Wegner vor Berlin-Wahl unter Druck
In fünf Monaten wird in Berlin ein neues Abgeordnetenhaus gewählt. Für den Regierenden Bürgermeister Kai Wegner (CDU) geht es am 20. September um den Erhalt seiner Position. Der 53-Jährige ist seit April 2023 im Amt und muss nun zeigen, dass er die Hauptstadt führen kann. Doch die jüngsten Krisen und Affären haben Spuren hinterlassen.
Stromausfall und Tennisgate
Am 3. Januar legte ein Brandanschlag weite Teile im Südwesten Berlins lahm. 100.000 Menschen waren tagelang ohne Strom und Heizung. Wegner geriet in die Kritik, weil er nicht sofort vor Ort war und später zugab, am ersten Krisentag Tennis gespielt zu haben. Die Opposition wirft ihm mangelndes Krisenmanagement vor. Bis heute ist nicht vollständig geklärt, wie Wegner den Tag verbrachte – eine offizielle Zeitleiste fehlt.

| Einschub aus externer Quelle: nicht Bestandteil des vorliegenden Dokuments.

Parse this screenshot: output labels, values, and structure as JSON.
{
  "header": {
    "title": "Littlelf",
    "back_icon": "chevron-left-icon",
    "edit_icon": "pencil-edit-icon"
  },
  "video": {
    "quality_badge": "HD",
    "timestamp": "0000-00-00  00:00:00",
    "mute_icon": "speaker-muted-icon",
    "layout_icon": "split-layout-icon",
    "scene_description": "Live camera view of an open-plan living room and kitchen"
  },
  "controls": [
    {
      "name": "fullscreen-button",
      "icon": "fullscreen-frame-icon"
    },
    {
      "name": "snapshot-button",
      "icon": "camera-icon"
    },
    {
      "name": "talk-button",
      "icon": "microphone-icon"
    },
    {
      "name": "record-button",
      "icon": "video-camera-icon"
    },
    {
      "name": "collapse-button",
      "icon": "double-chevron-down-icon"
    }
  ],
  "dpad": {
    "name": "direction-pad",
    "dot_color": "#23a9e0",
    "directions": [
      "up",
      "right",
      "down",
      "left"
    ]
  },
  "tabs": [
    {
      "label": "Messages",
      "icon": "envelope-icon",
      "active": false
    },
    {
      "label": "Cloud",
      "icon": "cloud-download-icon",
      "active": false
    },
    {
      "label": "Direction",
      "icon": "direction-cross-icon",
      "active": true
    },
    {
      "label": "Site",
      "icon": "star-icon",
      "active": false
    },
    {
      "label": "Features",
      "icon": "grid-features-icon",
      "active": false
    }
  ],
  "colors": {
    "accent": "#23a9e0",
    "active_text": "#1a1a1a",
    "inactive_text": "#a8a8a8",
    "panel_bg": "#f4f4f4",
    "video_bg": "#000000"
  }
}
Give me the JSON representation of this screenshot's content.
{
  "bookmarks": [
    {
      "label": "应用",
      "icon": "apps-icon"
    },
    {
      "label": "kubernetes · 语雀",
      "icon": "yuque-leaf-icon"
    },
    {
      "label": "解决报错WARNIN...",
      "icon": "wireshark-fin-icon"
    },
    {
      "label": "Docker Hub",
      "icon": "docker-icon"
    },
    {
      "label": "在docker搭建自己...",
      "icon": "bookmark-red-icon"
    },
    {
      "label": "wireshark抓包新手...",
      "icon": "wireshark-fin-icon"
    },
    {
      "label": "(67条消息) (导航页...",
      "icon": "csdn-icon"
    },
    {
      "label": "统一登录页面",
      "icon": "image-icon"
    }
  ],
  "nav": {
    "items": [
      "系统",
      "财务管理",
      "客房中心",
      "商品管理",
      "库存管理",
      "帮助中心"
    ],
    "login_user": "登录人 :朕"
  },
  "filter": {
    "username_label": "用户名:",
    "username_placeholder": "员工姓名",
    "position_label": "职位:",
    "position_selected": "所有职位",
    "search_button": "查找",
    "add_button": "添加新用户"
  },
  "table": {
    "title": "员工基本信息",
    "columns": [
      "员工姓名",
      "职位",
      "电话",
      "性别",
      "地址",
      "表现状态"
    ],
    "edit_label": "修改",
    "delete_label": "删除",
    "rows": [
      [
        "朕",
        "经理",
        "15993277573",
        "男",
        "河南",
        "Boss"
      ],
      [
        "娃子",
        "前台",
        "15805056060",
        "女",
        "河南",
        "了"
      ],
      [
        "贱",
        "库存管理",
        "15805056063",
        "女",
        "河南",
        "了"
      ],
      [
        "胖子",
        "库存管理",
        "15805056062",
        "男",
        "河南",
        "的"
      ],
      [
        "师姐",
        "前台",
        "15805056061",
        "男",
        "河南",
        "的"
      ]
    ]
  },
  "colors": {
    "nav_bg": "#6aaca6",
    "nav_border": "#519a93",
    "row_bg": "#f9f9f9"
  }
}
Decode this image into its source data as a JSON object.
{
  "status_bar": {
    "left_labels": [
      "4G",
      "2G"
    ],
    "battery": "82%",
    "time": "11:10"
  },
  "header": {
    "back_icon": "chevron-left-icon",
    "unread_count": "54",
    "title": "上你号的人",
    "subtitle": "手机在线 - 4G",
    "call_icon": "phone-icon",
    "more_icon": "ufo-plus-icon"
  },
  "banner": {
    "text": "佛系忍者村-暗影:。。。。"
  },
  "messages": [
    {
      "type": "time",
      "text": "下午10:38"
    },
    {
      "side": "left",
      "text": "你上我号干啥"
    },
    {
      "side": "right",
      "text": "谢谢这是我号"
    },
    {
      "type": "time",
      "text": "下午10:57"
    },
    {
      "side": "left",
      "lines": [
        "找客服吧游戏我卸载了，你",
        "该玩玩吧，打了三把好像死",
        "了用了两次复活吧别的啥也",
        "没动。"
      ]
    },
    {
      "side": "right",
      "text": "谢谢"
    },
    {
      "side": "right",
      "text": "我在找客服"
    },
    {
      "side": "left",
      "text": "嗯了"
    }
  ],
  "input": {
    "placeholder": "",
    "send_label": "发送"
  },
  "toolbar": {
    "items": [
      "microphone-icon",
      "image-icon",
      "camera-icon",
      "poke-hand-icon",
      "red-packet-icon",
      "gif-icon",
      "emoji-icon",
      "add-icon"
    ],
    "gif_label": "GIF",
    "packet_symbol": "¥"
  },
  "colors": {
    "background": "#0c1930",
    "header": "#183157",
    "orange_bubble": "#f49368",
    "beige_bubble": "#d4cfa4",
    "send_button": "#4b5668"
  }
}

Glatteischaos und Streusalzverbot
Im Winter sorgte eine Glatteiswelle für Chaos. Viele Berliner trauten sich wegen vereister Gehwege nicht aus dem Haus. Der Senat erlaubte daraufhin das aus Umweltgründen verbotene Streusalz – ein Gericht kassierte die Entscheidung umgehend. Die Opposition sprach von Führungsschwäche.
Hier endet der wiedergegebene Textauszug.